How liquid-like protein droplets collectively read DNA regions to switch on genes
Transcription, one of the most fundamental cellular processes, is the action by which the information contained in the DNA is transcribed into the messenger molecule RNA. This “message” is later translated into proteins. Deciding which parts of the DNA are transcribed at any given moment is crucial for proper development to maintain the health of an organism, because many diseases are likely to occur when the genetic programs are not executed correctly. The decision as to which genes are transcribed is made by a complex network of regulatory proteins called transcription factors.

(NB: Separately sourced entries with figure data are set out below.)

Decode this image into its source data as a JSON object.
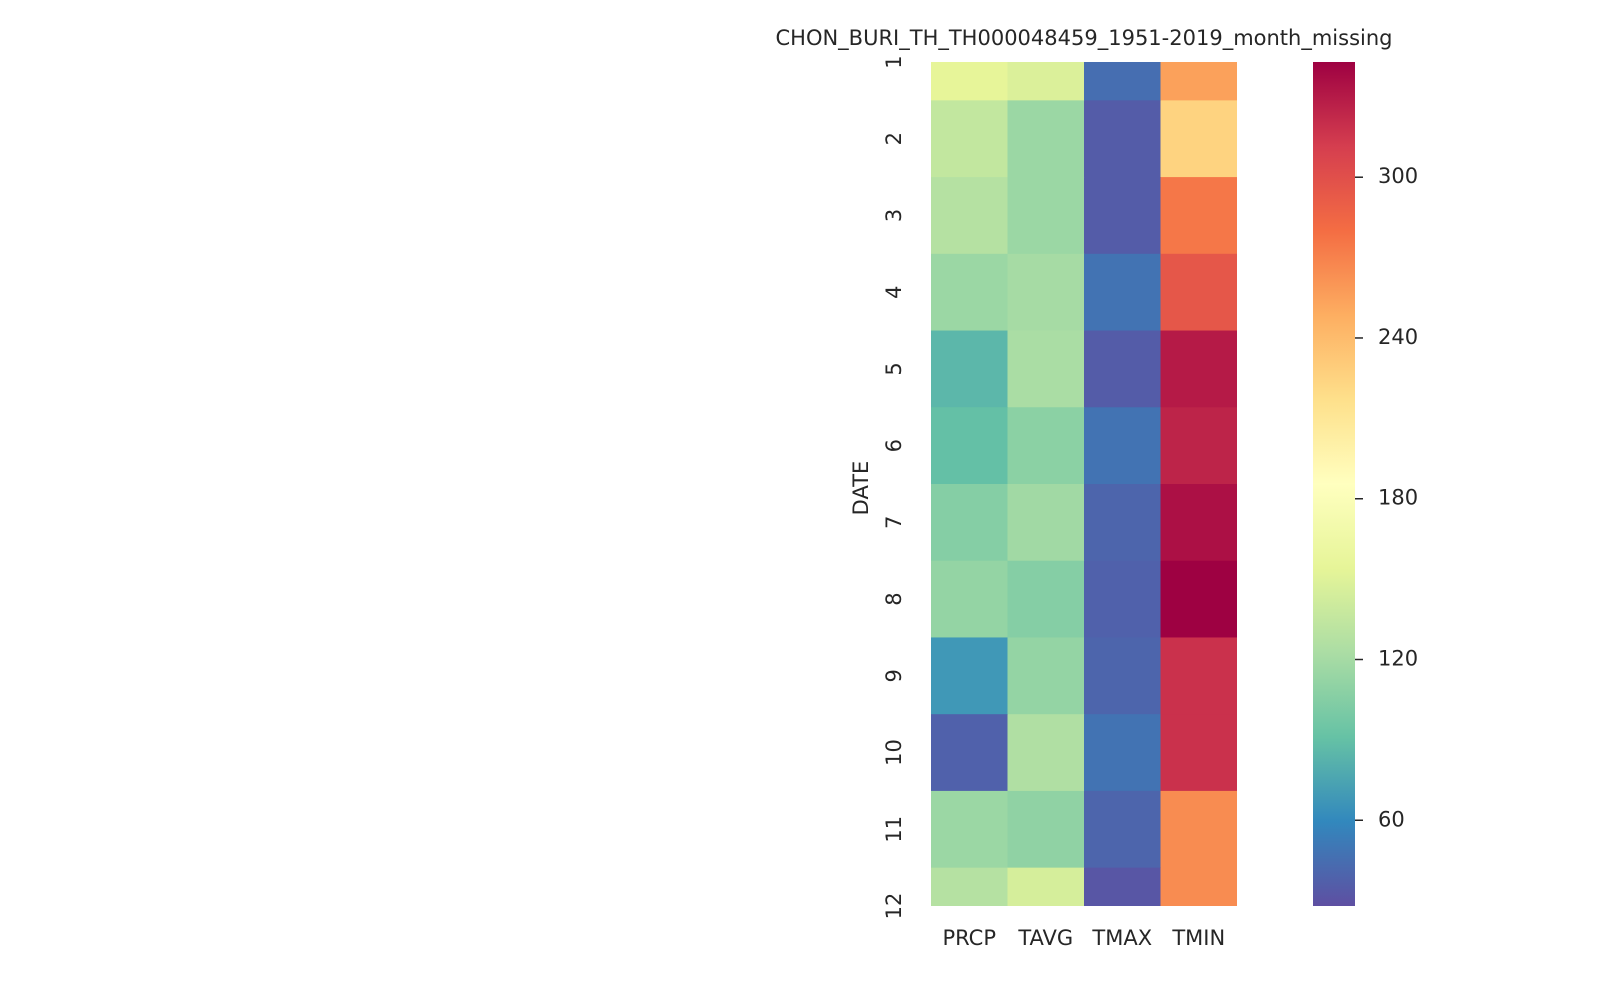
{
  "chart_data": {
    "type": "heatmap",
    "title": "CHON_BURI_TH_TH000048459_1951-2019_month_missing",
    "ylabel": "DATE",
    "columns": [
      "PRCP",
      "TAVG",
      "TMAX",
      "TMIN"
    ],
    "rows": [
      1,
      2,
      3,
      4,
      5,
      6,
      7,
      8,
      9,
      10,
      11,
      12
    ],
    "values": [
      [
        155,
        148,
        45,
        255
      ],
      [
        135,
        115,
        35,
        225
      ],
      [
        128,
        115,
        35,
        275
      ],
      [
        115,
        120,
        48,
        295
      ],
      [
        85,
        122,
        35,
        330
      ],
      [
        90,
        108,
        48,
        325
      ],
      [
        105,
        118,
        40,
        335
      ],
      [
        112,
        105,
        38,
        343
      ],
      [
        68,
        112,
        40,
        318
      ],
      [
        38,
        125,
        48,
        318
      ],
      [
        115,
        110,
        40,
        265
      ],
      [
        128,
        145,
        32,
        265
      ]
    ],
    "colormap": [
      "#5e4fa2",
      "#3288bd",
      "#66c2a5",
      "#abdda4",
      "#e6f598",
      "#ffffbf",
      "#fee08b",
      "#fdae61",
      "#f46d43",
      "#d53e4f",
      "#9e0142"
    ],
    "clim": [
      28,
      343
    ],
    "cticks": [
      60,
      120,
      180,
      240,
      300
    ]
  }
}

While these factors bind to short DNA sequences, the recognition of clusters of many such sequences is required to switch on nearby genes.

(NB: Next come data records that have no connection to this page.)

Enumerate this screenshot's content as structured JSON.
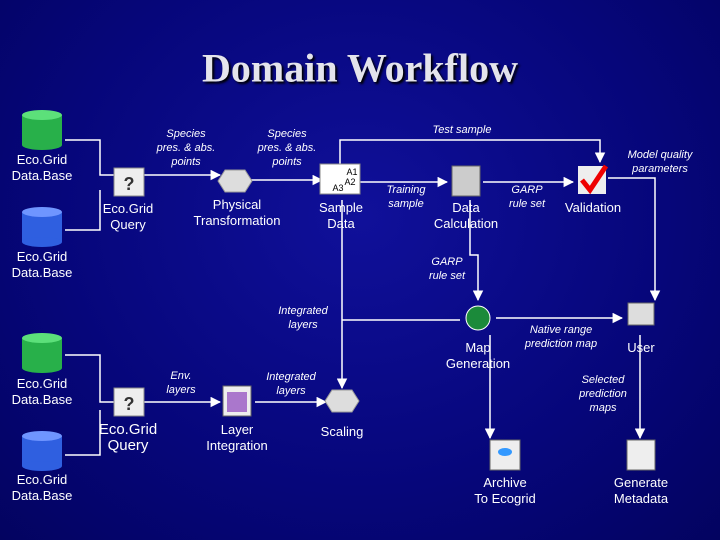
{
  "title": "Domain Workflow",
  "nodes": [
    {
      "label": [
        "Eco.Grid",
        "Data.Base"
      ]
    },
    {
      "label": [
        "Eco.Grid",
        "Data.Base"
      ]
    },
    {
      "label": [
        "Eco.Grid",
        "Query"
      ]
    },
    {
      "label": [
        "Physical",
        "Transformation"
      ]
    },
    {
      "label": [
        "Sample",
        "Data"
      ]
    },
    {
      "label": [
        "Data",
        "Calculation"
      ]
    },
    {
      "label": [
        "Validation"
      ]
    },
    {
      "label": [
        "Map",
        "Generation"
      ]
    },
    {
      "label": [
        "User"
      ]
    },
    {
      "label": [
        "Eco.Grid",
        "Data.Base"
      ]
    },
    {
      "label": [
        "Eco.Grid",
        "Data.Base"
      ]
    },
    {
      "label": [
        "Eco.Grid",
        "Query"
      ]
    },
    {
      "label": [
        "Layer",
        "Integration"
      ]
    },
    {
      "label": [
        "Scaling"
      ]
    },
    {
      "label": [
        "Archive",
        "To Ecogrid"
      ]
    },
    {
      "label": [
        "Generate",
        "Metadata"
      ]
    }
  ],
  "edge_labels": [
    [
      "Species",
      "pres. & abs.",
      "points"
    ],
    [
      "Species",
      "pres. & abs.",
      "points"
    ],
    [
      "Test sample"
    ],
    [
      "Model quality",
      "parameters"
    ],
    [
      "Training",
      "sample"
    ],
    [
      "GARP",
      "rule set"
    ],
    [
      "GARP",
      "rule set"
    ],
    [
      "Integrated",
      "layers"
    ],
    [
      "Env.",
      "layers"
    ],
    [
      "Integrated",
      "layers"
    ],
    [
      "Native range",
      "prediction map"
    ],
    [
      "Selected",
      "prediction",
      "maps"
    ]
  ],
  "icon_texts": [
    "A1",
    "A2",
    "A3"
  ]
}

The research groups of Stephan Grill and Anthony Hyman, both directors at the MPI-CBG, and the group of Frank Jülicher, director at the MPI-PKS investigated in their recent study in the journal Nature Physics how transcription factors find and recognize clusters of many specific DNA sequences where they can bind and lead to gene activation. To find this out, the researchers followed an interdisciplinary approach, combining expertise in experimental and theoretical biophysics with cell biology. Jose A. Morin, one of the first authors of the study, explains: “We employed optical tweezers — a technology that uses lasers to isolate and manipulate very small objects such as single DNA molecules — combined with confocal microscopy to look at them individually. With optical tweezers it is possible to capture a single DNA molecule and with confocal microscopy we can observe transcription factors binding and forming protein condensates at their preferred DNA sequences. The fact that we can study this process one molecule at the time allowed us to detect interactions otherwise blurred by the complexity of the living cell.” Sina Wittmann, another first author, adds: “With the help of the physicists, we were able to understand how transcription factors communicate with each other and assemble through team work. They undergo what is called a prewetting transition to form liquid-like droplets, which are similar to the drops on a mirror in your bathroom after a shower. These condensates are filled with thousands of transcription factors. Assembled in this way, the transcription factors can now identify the correct DNA region by reading out DNA sequence.”
Stephan Grill summarizes: “We now have a possible mechanistic explanation for the localisation of transcription factors along the genome. This is essential to understand how gene expression is regulated. Since we know that this regulation breaks down in developmental diseases and cancer, these new results give us a clearer picture of how these diseases occur. This knowledge is important to think about new therapeutic options that take the team work of transcription factors into account.”